O projeto apresentado por Sarney é de um decreto legislativo convocando a consulta popular. A proposta terá de ser apreciada pelo Senado e pela Câmara para se tornar viável. A pergunta a ser feita ao eleitor seria ''O comércio de armas de fogo e munição deve ser proibido no Brasil?''.

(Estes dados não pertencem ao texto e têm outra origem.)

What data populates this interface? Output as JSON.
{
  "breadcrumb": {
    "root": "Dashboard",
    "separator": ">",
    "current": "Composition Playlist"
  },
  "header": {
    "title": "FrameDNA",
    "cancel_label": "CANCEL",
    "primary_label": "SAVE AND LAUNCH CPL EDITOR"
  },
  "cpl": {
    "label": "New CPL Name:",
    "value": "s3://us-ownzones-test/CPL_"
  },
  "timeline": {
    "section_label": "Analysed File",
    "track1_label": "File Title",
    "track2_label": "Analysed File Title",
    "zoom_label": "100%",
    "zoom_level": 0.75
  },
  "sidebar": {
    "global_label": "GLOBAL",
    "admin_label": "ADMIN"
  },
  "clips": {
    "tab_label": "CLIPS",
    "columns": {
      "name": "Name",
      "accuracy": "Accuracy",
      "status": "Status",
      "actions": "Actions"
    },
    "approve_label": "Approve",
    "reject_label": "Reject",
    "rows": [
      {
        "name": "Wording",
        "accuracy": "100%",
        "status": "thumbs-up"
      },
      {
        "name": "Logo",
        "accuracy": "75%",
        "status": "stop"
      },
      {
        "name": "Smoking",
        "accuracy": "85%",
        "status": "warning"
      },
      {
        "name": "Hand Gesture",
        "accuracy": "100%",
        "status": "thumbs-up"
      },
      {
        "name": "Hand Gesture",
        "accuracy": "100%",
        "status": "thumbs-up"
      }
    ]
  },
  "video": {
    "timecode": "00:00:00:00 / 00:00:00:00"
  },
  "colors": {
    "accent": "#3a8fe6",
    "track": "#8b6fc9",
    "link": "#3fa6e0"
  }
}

Para Sarney, o fato de em 2005 a maioria dos eleitores ter se posicionado de forma favorável ao comércio de armas não indica que o resultado se repetirá. ''Eu acho que a sociedade muda, o que nós estamos vivendo hoje não é o que vivíamos há alguns anos, precisamos repensar o que foi decidido. Acho que hoje nós temos opinião diferente.''
O presidente do Senado afirmou que a continuação do comércio de armas foi nociva para o Brasil. ''A população brasileira foi induzida a um erro porque nós estamos verificando que a venda de armas no País de nenhum modo atingiu aquilo que eles julgavam, que era garantir o cidadão, pelo contrário, ela só torna mais vulnerável o cidadão porque cada um que tem arma passa a ser objeto de procura dos bandidos e infratores para que com essa arma cometa crimes que a sociedade repudia.''
Governo
A discussão sobre o novo referendo do desarmamento é muito ''bem-vinda'', afirmou ontem o ministro da Justiça, José Eduardo Cardozo.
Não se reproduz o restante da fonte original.